Do your research. Learn the needs, habits and desires of your current and prospective customers. And don’t rely on what you think they think.Know what they think.
Because defining your brand and developing a brand strategy can be complex, consider leveraging the expertise of a nonprofit small-business advisory group or a Small Business Development Center .
Once you’ve defined your brand, how do you get the word out? Here are a few simple, time-tested tips:
- Get a great logo. Place it everywhere.
- Write down your brand messaging. What are the key messages you want to communicate about your brand? Every employee should be aware of your brand attributes.
- Integrate your brand. Branding extends to every aspect of your business–how you answer your phones, what you or your salespeople wear on sales calls, your e-mail signature, everything.
- Create a “voice” for your company that reflects your brand. This voice should be applied to all written communication and incorporated in the visual imagery of all materials, online and off.
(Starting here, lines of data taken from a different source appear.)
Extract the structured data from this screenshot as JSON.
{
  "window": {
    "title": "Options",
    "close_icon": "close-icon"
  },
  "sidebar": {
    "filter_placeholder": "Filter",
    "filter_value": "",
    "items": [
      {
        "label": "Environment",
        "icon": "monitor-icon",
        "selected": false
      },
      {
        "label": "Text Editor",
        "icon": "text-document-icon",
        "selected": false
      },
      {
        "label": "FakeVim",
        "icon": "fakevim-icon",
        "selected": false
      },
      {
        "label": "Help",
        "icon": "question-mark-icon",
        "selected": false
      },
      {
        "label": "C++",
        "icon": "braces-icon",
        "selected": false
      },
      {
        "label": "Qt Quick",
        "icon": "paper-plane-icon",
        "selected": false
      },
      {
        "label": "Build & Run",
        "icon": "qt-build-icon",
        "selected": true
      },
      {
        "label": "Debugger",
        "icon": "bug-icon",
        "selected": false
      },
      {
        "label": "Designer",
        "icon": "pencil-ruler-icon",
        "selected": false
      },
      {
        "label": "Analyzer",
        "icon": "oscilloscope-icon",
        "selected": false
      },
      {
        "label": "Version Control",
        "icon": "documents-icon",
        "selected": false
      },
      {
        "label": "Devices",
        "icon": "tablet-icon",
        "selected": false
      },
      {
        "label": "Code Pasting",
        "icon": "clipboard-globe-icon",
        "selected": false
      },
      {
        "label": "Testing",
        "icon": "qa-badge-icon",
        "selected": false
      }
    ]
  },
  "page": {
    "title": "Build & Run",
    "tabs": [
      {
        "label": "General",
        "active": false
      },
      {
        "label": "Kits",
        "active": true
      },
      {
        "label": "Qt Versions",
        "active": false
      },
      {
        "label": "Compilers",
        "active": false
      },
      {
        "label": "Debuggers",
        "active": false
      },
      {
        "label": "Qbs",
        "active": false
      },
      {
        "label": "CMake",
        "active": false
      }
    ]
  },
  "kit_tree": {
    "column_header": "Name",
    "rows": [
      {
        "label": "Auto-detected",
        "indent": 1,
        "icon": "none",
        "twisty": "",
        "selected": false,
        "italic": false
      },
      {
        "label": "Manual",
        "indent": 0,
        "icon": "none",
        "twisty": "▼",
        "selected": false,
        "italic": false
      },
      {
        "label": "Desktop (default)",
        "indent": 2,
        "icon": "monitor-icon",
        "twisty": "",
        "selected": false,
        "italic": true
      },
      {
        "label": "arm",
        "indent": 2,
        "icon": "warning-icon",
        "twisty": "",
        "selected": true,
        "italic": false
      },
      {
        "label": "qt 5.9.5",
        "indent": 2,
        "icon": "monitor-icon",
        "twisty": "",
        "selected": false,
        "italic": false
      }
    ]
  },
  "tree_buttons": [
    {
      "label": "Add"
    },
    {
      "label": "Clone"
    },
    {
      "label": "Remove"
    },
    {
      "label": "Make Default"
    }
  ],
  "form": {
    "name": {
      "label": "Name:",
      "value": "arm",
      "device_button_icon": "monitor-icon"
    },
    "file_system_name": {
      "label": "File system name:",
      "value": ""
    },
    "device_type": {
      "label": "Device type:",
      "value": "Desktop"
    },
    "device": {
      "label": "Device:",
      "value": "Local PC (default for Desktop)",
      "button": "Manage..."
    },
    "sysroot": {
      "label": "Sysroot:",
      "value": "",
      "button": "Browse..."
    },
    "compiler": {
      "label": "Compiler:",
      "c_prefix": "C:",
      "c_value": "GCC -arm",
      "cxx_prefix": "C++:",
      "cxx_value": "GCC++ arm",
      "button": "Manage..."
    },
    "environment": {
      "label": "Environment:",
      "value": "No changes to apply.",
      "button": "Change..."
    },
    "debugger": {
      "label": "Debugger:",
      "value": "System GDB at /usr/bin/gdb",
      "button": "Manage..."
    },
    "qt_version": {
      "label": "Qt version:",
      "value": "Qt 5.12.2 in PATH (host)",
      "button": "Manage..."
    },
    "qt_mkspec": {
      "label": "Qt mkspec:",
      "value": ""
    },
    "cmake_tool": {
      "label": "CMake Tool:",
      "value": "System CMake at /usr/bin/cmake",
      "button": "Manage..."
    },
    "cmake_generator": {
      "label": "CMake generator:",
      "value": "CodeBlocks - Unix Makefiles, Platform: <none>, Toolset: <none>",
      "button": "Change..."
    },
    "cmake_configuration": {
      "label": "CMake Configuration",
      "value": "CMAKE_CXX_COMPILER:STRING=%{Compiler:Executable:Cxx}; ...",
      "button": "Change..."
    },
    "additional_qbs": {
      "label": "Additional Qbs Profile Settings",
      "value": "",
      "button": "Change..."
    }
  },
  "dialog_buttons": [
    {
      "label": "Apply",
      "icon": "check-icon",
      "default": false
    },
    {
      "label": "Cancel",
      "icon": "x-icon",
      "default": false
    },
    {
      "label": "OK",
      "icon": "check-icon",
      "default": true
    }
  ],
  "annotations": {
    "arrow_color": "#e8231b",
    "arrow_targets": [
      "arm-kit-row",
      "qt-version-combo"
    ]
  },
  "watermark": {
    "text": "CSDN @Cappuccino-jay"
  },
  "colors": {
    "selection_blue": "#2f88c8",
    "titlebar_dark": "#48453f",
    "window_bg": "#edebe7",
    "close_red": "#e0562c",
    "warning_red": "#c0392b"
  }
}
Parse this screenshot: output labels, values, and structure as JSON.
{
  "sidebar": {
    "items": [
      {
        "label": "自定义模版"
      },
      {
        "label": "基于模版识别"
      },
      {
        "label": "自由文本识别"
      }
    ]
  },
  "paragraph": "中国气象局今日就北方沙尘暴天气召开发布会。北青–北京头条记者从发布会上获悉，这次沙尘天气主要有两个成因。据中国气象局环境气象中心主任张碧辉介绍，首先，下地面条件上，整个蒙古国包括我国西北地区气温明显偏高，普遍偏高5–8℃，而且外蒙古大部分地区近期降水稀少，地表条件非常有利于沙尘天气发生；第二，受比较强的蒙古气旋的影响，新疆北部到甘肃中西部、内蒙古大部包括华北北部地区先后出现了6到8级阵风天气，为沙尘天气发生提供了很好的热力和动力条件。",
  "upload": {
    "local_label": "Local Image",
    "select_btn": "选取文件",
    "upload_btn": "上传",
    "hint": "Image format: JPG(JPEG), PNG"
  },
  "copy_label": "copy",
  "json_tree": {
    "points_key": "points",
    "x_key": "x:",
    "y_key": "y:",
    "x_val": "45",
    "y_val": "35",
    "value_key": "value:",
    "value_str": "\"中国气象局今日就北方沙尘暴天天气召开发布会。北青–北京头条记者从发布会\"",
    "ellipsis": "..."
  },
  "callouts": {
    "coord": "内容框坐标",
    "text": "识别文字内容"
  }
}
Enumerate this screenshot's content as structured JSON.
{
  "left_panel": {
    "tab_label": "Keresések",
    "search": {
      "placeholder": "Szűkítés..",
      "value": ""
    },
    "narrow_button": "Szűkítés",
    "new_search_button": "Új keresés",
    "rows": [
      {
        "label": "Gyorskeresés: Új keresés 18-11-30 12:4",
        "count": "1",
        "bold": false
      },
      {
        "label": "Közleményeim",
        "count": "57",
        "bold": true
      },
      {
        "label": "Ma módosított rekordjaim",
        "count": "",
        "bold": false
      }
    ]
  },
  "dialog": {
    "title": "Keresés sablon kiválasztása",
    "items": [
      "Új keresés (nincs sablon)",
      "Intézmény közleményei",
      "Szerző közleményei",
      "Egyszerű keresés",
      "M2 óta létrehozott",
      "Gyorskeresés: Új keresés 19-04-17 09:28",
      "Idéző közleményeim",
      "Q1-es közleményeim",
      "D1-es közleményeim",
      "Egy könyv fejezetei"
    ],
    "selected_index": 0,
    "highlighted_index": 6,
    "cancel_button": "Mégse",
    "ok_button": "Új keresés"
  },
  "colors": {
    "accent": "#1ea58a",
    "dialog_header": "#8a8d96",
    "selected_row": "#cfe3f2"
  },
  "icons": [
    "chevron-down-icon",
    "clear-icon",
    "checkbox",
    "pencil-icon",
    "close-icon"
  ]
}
Is your brand friendly? Be conversational. Is it ritzy? Be more formal. You get the gist.
- Develop a tagline. Write a memorable, meaningful and concise statement that captures the essence of your brand.
- Design templates and create brand standards for your marketing materials. Use the same color scheme, logo placement, look and feel throughout. You don’t need to be fancy, just consistent.
- Be true to your brand. Customers won’t return to you–or refer you to someone else–if you don’t deliver on your brand promise.
- Be consistent. I placed this point last only because it involves all of the above and is the most important tip I can give you. If you can’t do this, your attempts at establishing a brand will fail.